A Texas mother was jailed after she forced her son to undergo 13 pointless surgeries that ultimately left him in a wheelchair, the Fort Worth Star-Telegram reports.
Kaylene Bowen-Wright, 34, was arrested last Wednesday on a warrant that accuses her of injury to a child with serious bodily injury. According to a Child Protective Services (CPS) petition, medical records revealed that her son Christopher was seen at least 323 times at hospitals and pediatric centers in Dallas and Houston between his premature birth in April 2009 and 2016. During that span, the child reportedly underwent invasive procedures, including the insertion of a feeding tube that caused several life-threatening blood infections.
In an interview with the newspaper, Christopher's father, Ryan Crawford, said Bowen-Wright would repeatedly tell him and Dallas County family court judges that the child was ill despite Crawford's skepticism.
"She was always saying Christopher was sick. Every single week. Every single month," Crawford said. "She would always say, 'Something's wrong. He has this. He has that.'"

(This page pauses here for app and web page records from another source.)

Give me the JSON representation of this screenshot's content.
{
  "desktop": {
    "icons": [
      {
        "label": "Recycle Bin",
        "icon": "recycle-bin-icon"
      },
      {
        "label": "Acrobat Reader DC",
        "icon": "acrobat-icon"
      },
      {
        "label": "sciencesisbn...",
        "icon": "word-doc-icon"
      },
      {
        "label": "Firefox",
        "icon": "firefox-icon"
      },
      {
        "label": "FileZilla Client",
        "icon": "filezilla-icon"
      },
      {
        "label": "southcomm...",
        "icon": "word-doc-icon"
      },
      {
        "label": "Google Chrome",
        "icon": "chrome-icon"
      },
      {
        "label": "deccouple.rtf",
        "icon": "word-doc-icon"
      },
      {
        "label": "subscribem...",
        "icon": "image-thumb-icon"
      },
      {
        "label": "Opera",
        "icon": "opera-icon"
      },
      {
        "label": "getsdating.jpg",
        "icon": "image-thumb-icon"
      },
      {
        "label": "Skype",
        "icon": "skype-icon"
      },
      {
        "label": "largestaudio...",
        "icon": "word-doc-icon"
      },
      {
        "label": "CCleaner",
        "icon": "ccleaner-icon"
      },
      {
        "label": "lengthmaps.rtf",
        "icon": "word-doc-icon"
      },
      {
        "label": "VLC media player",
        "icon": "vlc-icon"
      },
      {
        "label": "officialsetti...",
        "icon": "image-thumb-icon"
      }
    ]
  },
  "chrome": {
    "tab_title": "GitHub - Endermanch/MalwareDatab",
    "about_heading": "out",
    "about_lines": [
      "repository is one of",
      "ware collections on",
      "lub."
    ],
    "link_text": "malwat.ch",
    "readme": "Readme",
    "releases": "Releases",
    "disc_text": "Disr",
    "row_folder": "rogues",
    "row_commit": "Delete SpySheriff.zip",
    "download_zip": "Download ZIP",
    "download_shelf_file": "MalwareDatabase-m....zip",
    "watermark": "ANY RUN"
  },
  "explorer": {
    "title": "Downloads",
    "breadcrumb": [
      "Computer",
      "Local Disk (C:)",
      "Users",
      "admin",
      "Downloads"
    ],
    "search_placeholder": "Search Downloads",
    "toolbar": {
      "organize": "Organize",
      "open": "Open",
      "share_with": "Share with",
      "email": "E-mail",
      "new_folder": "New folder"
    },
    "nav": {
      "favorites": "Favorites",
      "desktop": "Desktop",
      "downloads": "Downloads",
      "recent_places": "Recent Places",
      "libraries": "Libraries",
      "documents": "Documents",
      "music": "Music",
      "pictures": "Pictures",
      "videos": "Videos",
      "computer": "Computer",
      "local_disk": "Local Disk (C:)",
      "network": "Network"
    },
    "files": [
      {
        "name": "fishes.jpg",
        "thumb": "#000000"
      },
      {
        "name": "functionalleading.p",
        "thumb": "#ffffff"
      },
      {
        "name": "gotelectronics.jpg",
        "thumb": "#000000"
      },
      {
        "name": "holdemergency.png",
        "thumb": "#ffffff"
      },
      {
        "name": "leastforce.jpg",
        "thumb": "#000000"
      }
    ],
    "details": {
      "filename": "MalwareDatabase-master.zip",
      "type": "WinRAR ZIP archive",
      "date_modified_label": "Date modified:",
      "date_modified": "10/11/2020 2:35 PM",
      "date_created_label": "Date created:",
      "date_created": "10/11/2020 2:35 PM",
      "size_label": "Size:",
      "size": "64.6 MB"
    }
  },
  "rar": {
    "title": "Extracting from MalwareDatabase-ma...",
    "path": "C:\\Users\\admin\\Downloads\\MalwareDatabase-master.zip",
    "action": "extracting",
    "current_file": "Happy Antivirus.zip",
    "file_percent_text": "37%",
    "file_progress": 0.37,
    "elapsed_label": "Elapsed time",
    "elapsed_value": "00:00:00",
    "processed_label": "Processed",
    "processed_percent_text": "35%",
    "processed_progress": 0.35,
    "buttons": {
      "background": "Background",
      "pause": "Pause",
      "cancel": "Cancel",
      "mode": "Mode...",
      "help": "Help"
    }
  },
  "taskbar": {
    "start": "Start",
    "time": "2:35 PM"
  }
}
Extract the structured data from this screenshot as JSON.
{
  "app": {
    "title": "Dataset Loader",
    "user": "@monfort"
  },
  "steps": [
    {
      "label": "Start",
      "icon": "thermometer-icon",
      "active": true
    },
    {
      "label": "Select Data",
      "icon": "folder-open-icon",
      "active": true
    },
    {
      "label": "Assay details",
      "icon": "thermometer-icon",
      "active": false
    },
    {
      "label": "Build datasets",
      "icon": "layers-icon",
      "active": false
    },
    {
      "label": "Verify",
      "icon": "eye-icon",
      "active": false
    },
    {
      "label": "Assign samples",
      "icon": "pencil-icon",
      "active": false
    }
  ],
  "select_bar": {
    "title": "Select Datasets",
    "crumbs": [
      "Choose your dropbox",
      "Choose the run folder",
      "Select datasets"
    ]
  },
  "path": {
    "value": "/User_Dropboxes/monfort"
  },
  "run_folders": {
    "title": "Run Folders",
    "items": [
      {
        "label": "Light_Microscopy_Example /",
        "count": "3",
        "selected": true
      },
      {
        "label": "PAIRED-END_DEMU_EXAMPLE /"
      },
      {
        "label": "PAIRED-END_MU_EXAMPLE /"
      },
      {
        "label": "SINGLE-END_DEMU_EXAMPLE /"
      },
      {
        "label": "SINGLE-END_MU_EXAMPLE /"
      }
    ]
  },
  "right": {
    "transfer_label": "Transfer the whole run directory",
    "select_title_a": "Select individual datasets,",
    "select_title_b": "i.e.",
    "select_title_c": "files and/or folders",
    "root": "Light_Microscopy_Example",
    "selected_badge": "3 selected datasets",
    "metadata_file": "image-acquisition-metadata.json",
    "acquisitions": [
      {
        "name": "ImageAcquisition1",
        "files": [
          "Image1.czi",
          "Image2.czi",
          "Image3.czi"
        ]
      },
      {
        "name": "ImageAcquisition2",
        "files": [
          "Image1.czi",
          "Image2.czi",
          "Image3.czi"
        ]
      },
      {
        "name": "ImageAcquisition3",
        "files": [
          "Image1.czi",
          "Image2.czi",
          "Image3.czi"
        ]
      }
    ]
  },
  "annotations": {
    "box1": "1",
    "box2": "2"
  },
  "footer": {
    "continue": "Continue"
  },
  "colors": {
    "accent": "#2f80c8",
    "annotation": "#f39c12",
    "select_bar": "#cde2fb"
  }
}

Though Crawford tried to convince the judges that Bowen-Wright was lying, he said, she would go on to claim that their son was dying of cancer.
"It was always the same story: Christopher is dying," Crawford recalled. "The father doesn't need to be around because he doesn't know to take care of him ... Every time I went to court, they made me feel like I was the worst human ever."
In 2012, a judge blocked Crawford from visiting his then 3-year-old son. In his absence, Bowen-Wright attempted to put their child on a list for lung transplants and even placed him in hospice care, according to court documents.
The Star-Telegram notes that, late last month, CPS received a second report from medical staff that suggested that Christopher was not sick at all. The agency ultimately removed him, along with two of his half-siblings, from Bowen-Wright's care. Doctors also concluded that Christopher had not, in fact, suffered from cancer or experienced any of the symptoms that his mother had claimed.
"It's horrible for my son, or any kid, because obviously my son is not the only one that has had to go through this type of torture," the boy's father told the paper. "The system has to be exposed — all the weaknesses that are in the system — because the kids don't deserve that."
Now, Crawford, who said his concerns were dismissed by CPS multiple times, is fighting to get his son back from foster care. He has accused the agency of resisting removing the child from his foster parents because Christopher does not know his biological father that well. But, Crawford said, the now 8-year-old also isn't familiar with his foster family.
"That's taxpayer money," the father said. "Why spend all that extra money when he has a father that has been there from day one, that's been fighting for this?"
To help cover his legal fees in his ongoing custody battle, Crawford's colleagues started a GoFundMe campaign in 2017. It raised over $13,000.
"You would think my son would be so screwed up," Crawford said. "Obviously mentally, he's going to need some counseling. But he is so sweet, so nice, so playful. You wouldn't think that he had gone through all this abuse."
Christopher's case is eerily similar to that of Louisiana native Gypsy Rose Blanchard, whose story rose to national prominence after her mother, Dee Dee Blanchard, claimed she was sick and lost their home in the aftermath of Hurricane Katrina. Under Dee Dee's care, Gypsy underwent several surgeries, including a procedure on her eyes and the removal of her salivary glands. The two were also showered with a number of gifts by charity organizations, including a new home in Missouri and a trip to Disney World.
In 2015, Gypsy convinced her online boyfriend, Nicholas Godejohn, to murder her mother. An investigation subsequently revealed that she had not, in fact, been sick at all and that Dee Dee may have suffered from Munchausen syndrome by proxy, a disorder in which a caretaker fabricates the appearance of illness in a child for attention from medical professionals.